Et, prenant ces dépêches, il renvoya le commandeur.
Ces dépêches étaient toute la correspondance de la chancellerie: lettres de Portugal ou d'Espagne, fort insignifiantes pour la plupart, qui faisaient le travail quotidien de monsieur Ducorneau, mais qui, passant toujours par les mains de Beausire ou de don Manoël avant d'aller à la chancellerie, avaient déjà fourni aux deux chefs d'utiles renseignements sur les affaires de l'ambassade.
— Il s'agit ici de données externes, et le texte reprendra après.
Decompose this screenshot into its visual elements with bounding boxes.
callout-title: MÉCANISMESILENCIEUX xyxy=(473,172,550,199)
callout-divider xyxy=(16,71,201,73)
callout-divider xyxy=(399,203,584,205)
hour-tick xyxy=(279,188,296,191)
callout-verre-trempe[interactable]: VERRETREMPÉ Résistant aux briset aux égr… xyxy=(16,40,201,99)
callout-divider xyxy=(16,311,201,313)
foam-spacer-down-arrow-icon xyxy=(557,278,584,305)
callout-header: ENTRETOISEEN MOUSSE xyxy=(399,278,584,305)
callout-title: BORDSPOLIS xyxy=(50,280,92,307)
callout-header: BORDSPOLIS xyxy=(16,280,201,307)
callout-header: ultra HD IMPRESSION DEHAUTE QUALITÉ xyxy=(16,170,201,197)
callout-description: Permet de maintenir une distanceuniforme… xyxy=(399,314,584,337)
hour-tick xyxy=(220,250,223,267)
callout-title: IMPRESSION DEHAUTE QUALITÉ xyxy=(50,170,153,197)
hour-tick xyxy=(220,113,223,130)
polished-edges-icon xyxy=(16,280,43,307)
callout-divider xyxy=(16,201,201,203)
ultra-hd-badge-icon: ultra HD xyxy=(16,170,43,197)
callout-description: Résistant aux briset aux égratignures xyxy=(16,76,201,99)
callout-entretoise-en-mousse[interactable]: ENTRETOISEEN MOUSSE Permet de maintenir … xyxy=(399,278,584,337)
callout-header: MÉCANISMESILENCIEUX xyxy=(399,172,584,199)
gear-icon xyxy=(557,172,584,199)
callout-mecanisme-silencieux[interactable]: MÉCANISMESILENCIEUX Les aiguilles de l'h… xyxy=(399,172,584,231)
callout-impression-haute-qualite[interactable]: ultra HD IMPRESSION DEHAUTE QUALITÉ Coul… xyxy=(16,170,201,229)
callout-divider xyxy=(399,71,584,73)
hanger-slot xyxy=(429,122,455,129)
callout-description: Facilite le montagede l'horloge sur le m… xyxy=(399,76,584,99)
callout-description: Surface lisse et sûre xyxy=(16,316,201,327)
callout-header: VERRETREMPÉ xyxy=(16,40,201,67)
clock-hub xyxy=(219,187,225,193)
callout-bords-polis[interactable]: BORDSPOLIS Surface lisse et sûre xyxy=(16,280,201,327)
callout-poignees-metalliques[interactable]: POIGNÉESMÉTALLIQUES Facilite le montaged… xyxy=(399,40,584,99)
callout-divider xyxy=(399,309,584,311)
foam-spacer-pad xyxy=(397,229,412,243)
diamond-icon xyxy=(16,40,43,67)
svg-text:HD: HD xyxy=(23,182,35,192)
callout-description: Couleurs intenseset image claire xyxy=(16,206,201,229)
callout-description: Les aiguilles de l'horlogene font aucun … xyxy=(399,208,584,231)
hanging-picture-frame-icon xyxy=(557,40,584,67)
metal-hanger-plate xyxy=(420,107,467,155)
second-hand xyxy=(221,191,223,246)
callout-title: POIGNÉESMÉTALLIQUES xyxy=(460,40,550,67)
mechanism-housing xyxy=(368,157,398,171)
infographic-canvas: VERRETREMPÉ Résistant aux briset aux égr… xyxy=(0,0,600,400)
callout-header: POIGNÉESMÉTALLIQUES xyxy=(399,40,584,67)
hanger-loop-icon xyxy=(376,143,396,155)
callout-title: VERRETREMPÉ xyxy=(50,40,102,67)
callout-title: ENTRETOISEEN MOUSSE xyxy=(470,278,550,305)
Au mot dépêches que les joailliers entendirent, ils se levèrent soulagés, comme des gens qui viennent de recevoir leur congé, après une audience embarrassante.
On les laissa partir, et le valet de chambre reçut l'ordre de les accompagner jusque dans la cour.
À peine eût-il quitté l'escalier que don Manoël et Beausire, s'envoyant de ces regards qui entament vite une action, se rapprochèrent.
—Eh bien! dit don Manoël, l'affaire est manquée.
—Net, dit Beausire.
—Sur cent mille livres, vol médiocre, nous avons chacun 8 400 livres.